Re: [PATCH 3/9] xfs: background AIL push targets physical space, not grant space

"Darrick J. Wong" <djwong@xxxxxxxxxx> · Fri, 26 Aug 2022 16:49:41 -0700

On Fri, Aug 26, 2022 at 08:47:35AM -0700, Darrick J. Wong wrote:
> On Tue, Aug 23, 2022 at 12:01:03PM +1000, Dave Chinner wrote:
> > On Mon, Aug 22, 2022 at 12:00:03PM -0700, Darrick J. Wong wrote:
> > > On Wed, Aug 10, 2022 at 09:03:47AM +1000, Dave Chinner wrote:
> > > > From: Dave Chinner <dchinner@xxxxxxxxxx>
> > > > 
> > > > Currently the AIL attempts to keep 25% of the "log space" free,
> > > > where the current used space is tracked by the reserve grant head.
> > > > That is, it tracks both physical space used plus the amount reserved
> > > > by transactions in progress.
> > > > 
> > > > When we start tail pushing, we are trying to make space for new
> > > > reservations by writing back older metadata and the log is generally
> > > > physically full of dirty metadata, and reservations for modifications
> > > > in flight take up whatever space the AIL can physically free up.
> > > > 
> > > > Hence we don't really need to take into account the reservation
> > > > space that has been used - we just need to keep the log tail moving
> > > > as fast as we can to free up space for more reservations to be made.
> > > > We know exactly how much physical space the journal is consuming in
> > > > the AIL (i.e. max LSN - min LSN) so we can base push thresholds
> > > > directly on this state rather than have to look at grant head
> > > > reservations to determine how much to physically push out of the
> > > > log.
> > > > 
> > > > Signed-off-by: Dave Chinner <dchinner@xxxxxxxxxx>
> > > 
> > > Makes sense, I think.  Though I was wondering about the last patch --
> > > pushing the AIL until it's empty when a trans_alloc can't find grant
> > > reservation could take a while on a slow storage.
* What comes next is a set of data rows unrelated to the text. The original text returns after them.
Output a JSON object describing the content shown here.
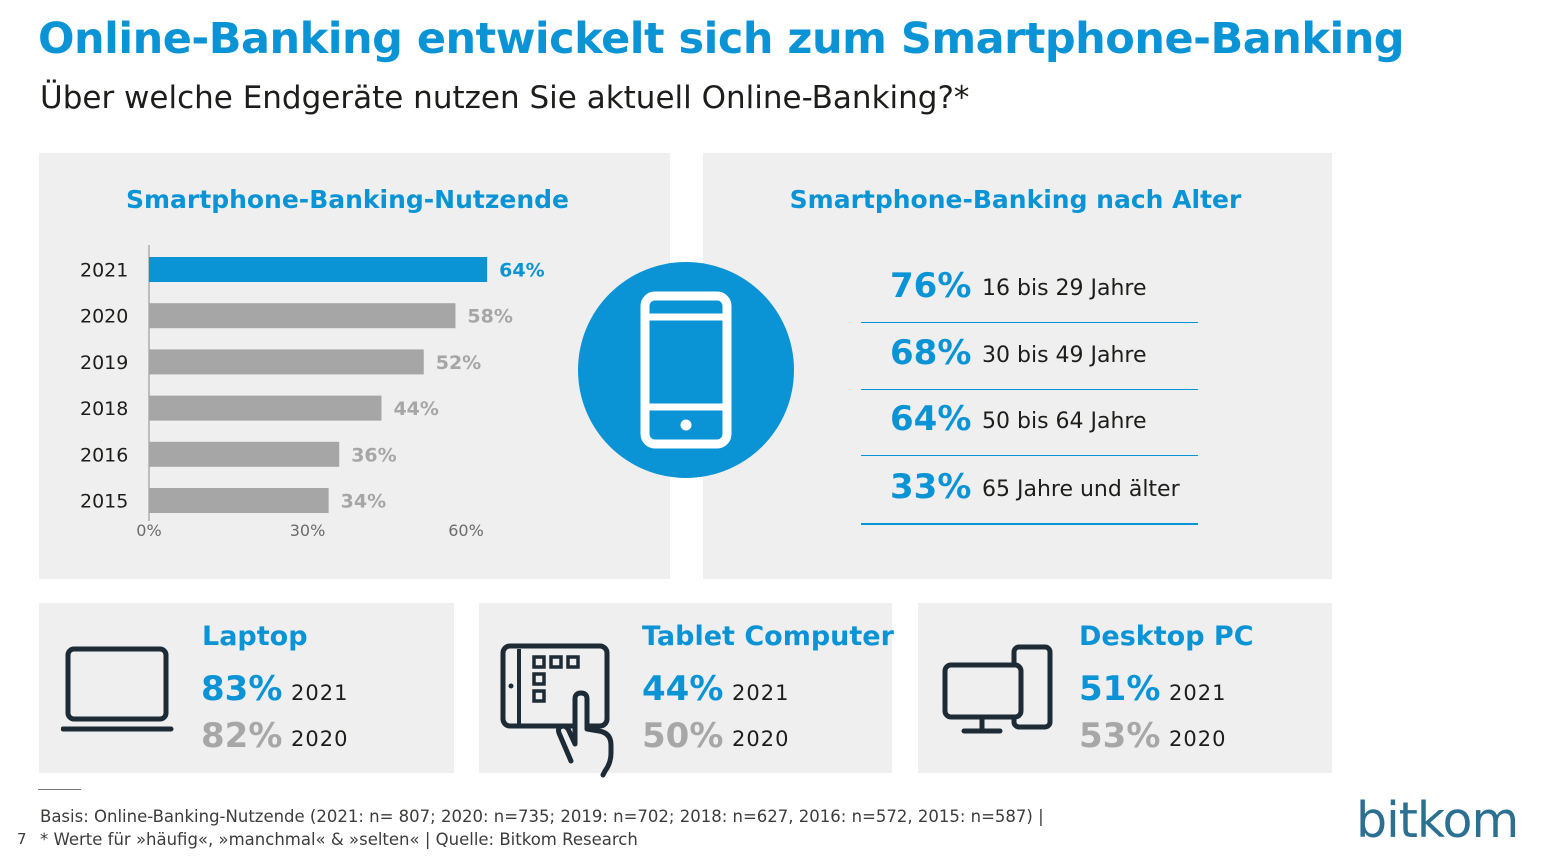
{
  "header": {
    "title": "Online-Banking entwickelt sich zum Smartphone-Banking",
    "subtitle": "Über welche Endgeräte nutzen Sie aktuell Online-Banking?*"
  },
  "left_panel": {
    "title": "Smartphone-Banking-Nutzende"
  },
  "right_panel": {
    "title": "Smartphone-Banking nach Alter"
  },
  "chart_data": {
    "type": "bar",
    "orientation": "horizontal",
    "title": "Smartphone-Banking-Nutzende",
    "categories": [
      "2021",
      "2020",
      "2019",
      "2018",
      "2016",
      "2015"
    ],
    "values": [
      64,
      58,
      52,
      44,
      36,
      34
    ],
    "value_labels": [
      "64%",
      "58%",
      "52%",
      "44%",
      "36%",
      "34%"
    ],
    "xlim": [
      0,
      60
    ],
    "xticks": [
      0,
      30,
      60
    ],
    "xtick_labels": [
      "0%",
      "30%",
      "60%"
    ],
    "grid": false,
    "colors": {
      "highlight": "#0a94d6",
      "default": "#a6a6a6"
    },
    "highlight_index": 0
  },
  "age_groups": [
    {
      "pct": "76%",
      "label": "16 bis 29 Jahre"
    },
    {
      "pct": "68%",
      "label": "30 bis 49 Jahre"
    },
    {
      "pct": "64%",
      "label": "50 bis 64 Jahre"
    },
    {
      "pct": "33%",
      "label": "65 Jahre und älter"
    }
  ],
  "devices": [
    {
      "name": "Laptop",
      "icon": "laptop-icon",
      "cur_pct": "83%",
      "cur_year": "2021",
      "prev_pct": "82%",
      "prev_year": "2020"
    },
    {
      "name": "Tablet Computer",
      "icon": "tablet-touch-icon",
      "cur_pct": "44%",
      "cur_year": "2021",
      "prev_pct": "50%",
      "prev_year": "2020"
    },
    {
      "name": "Desktop PC",
      "icon": "desktop-pc-icon",
      "cur_pct": "51%",
      "cur_year": "2021",
      "prev_pct": "53%",
      "prev_year": "2020"
    }
  ],
  "footer": {
    "note1": "Basis: Online-Banking-Nutzende (2021: n= 807; 2020: n=735; 2019: n=702; 2018: n=627, 2016: n=572, 2015: n=587) |",
    "note2": "* Werte für »häufig«, »manchmal« & »selten« | Quelle: Bitkom Research",
    "page_number": "7",
    "logo": "bitkom"
  },
  "colors": {
    "accent": "#0a94d6",
    "panel_bg": "#efefef",
    "muted": "#a7a7a7",
    "icon_dark": "#1d2b36"
  },
  "icons": {
    "center": "smartphone-icon"
  }
}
Now that I've had a chance to see where we're going...
Reviewed-by: Darrick J. Wong <djwong@xxxxxxxxxx>

--D

> > 
> > The push in the grant reservation code is not a blocking push - it
> > just tells the AIL to start pushing everything, then it goes to
> > sleep waiting for the tail to move and space to come available. The
> > AIL behaviour is largely unchanged, especially if the application is
> > running under even slight memory pressure as the inode shrinker will
> > repeatedly kick the AIL push-all trigger regardless of consumed
> > journal/grant space.
> 
> Ok.
> 
> > > Does this mean that
> > > we're trading the incremental freeing-up of the existing code for
> > > potentially higher transaction allocation latency in the hopes that more
> > > threads can get reservation?  Or does the "keep the AIL going" bits make
> > > up for that?
> > 
> > So far I've typically measured slightly lower worst case latencies
> > with this mechanism that with the existing "repeatedly push to 25%
> > free" that we currently have. It's not really significant enough to
> > make statements about (unlike cpu usage reductions or perf
> > increases), but it does seem to be a bit better...
> 
> <nod>
> 
> --D
> 
> > Cheers,
> > 
> > Dave.
> > -- 
> > Dave Chinner
> > david@xxxxxxxxxxxxx